Tiny House on the Road
By Celia Bonaduce
Publisher: Kensington / Lyrical Press
Release Date: March 13, 2018
Reviewed by Janga
Vivien Orlando, formerly employed as a
barista by Starbeams and as an organizer by Kloset Kompany, has decided to take
her skills at organizing on the road as the Organization Oracle, professional
organizer for those who need their attics, their wine cellars, or their offices
organized. The first step in her business plan is the purchase of a tiny house,
the smallest one designed by Bale’s Tiny Dreams of Cobb, Kentucky. Vivien
drives from her parents’ home in Jacksonville, Florida, to Cobb to pick up
Shrimpfork (so named because at sixty-four square feet, it is the opposite of
Southfork, the ranch of Dallas fame).
Once she hitches Shrimpfork to her hand-me-down-from-Dad orange truck, she sets
off for Sandstone, New Mexico, and her first client.
Seventy-year-old Priscilla Workman, a
germ-phobic agoraphobic, needs someone to organize her “attic,” actually a very
large, long room packed with “trunks, bags, boxes, and clothes racks” and
stacked furniture.

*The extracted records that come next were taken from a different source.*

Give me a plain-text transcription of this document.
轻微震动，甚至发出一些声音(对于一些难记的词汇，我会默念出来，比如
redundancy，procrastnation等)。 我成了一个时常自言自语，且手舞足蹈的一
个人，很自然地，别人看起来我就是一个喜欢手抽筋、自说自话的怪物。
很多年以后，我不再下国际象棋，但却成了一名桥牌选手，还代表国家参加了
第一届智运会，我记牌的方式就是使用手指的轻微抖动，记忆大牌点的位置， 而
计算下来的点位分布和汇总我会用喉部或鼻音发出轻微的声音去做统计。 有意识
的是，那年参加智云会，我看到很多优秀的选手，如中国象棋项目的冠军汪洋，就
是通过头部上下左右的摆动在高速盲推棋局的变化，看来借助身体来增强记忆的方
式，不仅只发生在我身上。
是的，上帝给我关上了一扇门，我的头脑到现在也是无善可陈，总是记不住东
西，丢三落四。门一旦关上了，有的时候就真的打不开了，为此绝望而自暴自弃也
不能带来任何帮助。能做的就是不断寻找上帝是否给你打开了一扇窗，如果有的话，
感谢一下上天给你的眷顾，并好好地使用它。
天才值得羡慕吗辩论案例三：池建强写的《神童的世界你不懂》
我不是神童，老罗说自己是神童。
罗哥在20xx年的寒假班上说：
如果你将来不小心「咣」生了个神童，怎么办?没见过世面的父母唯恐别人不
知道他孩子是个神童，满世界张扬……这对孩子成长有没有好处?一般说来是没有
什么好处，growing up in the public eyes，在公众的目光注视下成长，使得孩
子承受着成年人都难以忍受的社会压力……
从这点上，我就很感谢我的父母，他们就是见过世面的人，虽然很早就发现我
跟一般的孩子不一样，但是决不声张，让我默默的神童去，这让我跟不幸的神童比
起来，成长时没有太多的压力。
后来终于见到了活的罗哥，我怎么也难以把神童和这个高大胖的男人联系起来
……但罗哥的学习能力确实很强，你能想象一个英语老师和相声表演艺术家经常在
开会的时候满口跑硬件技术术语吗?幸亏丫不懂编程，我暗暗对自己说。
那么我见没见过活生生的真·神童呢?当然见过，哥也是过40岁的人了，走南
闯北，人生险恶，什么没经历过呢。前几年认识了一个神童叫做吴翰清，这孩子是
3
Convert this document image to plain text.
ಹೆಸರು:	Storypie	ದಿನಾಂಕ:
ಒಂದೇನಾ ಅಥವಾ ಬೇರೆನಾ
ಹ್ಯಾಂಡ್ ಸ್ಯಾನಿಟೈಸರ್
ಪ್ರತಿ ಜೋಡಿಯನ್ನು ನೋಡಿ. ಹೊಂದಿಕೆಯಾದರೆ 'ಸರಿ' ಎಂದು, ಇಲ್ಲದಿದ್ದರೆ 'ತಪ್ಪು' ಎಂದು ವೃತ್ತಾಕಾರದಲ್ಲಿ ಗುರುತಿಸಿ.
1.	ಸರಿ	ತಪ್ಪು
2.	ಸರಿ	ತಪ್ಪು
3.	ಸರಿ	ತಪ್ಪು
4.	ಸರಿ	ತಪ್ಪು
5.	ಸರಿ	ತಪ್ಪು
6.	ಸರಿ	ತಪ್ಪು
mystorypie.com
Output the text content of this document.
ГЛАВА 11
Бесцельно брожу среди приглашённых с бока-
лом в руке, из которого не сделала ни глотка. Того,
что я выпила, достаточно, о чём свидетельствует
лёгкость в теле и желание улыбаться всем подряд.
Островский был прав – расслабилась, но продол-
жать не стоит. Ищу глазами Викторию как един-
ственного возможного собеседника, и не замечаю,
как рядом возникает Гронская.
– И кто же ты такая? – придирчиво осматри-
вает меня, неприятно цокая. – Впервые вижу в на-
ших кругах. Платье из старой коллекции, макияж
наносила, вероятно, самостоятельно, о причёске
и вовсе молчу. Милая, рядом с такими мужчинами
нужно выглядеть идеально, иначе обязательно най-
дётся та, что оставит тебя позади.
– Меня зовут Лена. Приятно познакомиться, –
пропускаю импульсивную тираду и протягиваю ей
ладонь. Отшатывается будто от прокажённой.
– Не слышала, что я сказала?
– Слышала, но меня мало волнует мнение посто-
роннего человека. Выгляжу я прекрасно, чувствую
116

Priscilla, a former hippie who still jams with Janis Joplin
records and her boxer-mix Clay, proves to be anything but the standard variety
sweet, little, old lady that she appears to be at first meeting, and her attic
proves to be a treasure trove. But it takes Vivien time to locate the treasure
Priscilla is seeking, a one-eyed doll named Hilda that was once Priscilla’s
constant companion.
Priscilla is determined to take the doll
to be evaluated on This Old Thing, an
antiques appraisal show that Priscilla and her neighbor, twenty-five-year-old Marco
Marquez, the grocer’s son, watch religiously. When the episode of This Old Thing scheduled in Taos is canceled,
both Vivien and Marco accompany Priscilla to San Diego for the episode filming
there. Vivien and Marco, who have been mutually suspicious of each other’s
interest in Priscilla, develop an intense interest in each other, but the real
romance proves to be Priscilla’s as a piece of her past becomes satisfyingly
present.
I had mixed reactions to Tiny House on the Road. Celia Bonaduce is a
field producer on HGTV’s House Hunters and has worked on other shows,
including HGTV’s Tiny House Hunters and ABC’s Extreme Makeover: Home
Edition. Her mother is a tiny house owner. Bonaduce’s experience shows in
the details she includes of Vivien’s adjustments to living in Shrimpfork and in
her descriptions of Priscilla’s home. These details are a strength of the book.
The
characterization is more uneven. I loved Priscilla with her long family
history, her idiosyncrasies and vulnerabilities, and her unexpected love story,
and the young people’s reaction to her colorful past made me laugh. But Vivien
became less interesting to me once she arrived in Sandstone, and the
relationship between her and Marco seemed shallow and too predictable.
Despite imperfections, the novel was an entertaining
read. The second in Bonaduce’s Tiny House series, it can easily be read as a
standalone. If you are looking for something that is a bit different with a
touch of romance from two generations—a pair of baby boomers and a pair of
millennials—you may enjoy this book.
I no longer watch all the do over shows, but I love the idea of looking into a treasure filled attic. Thanks for this review.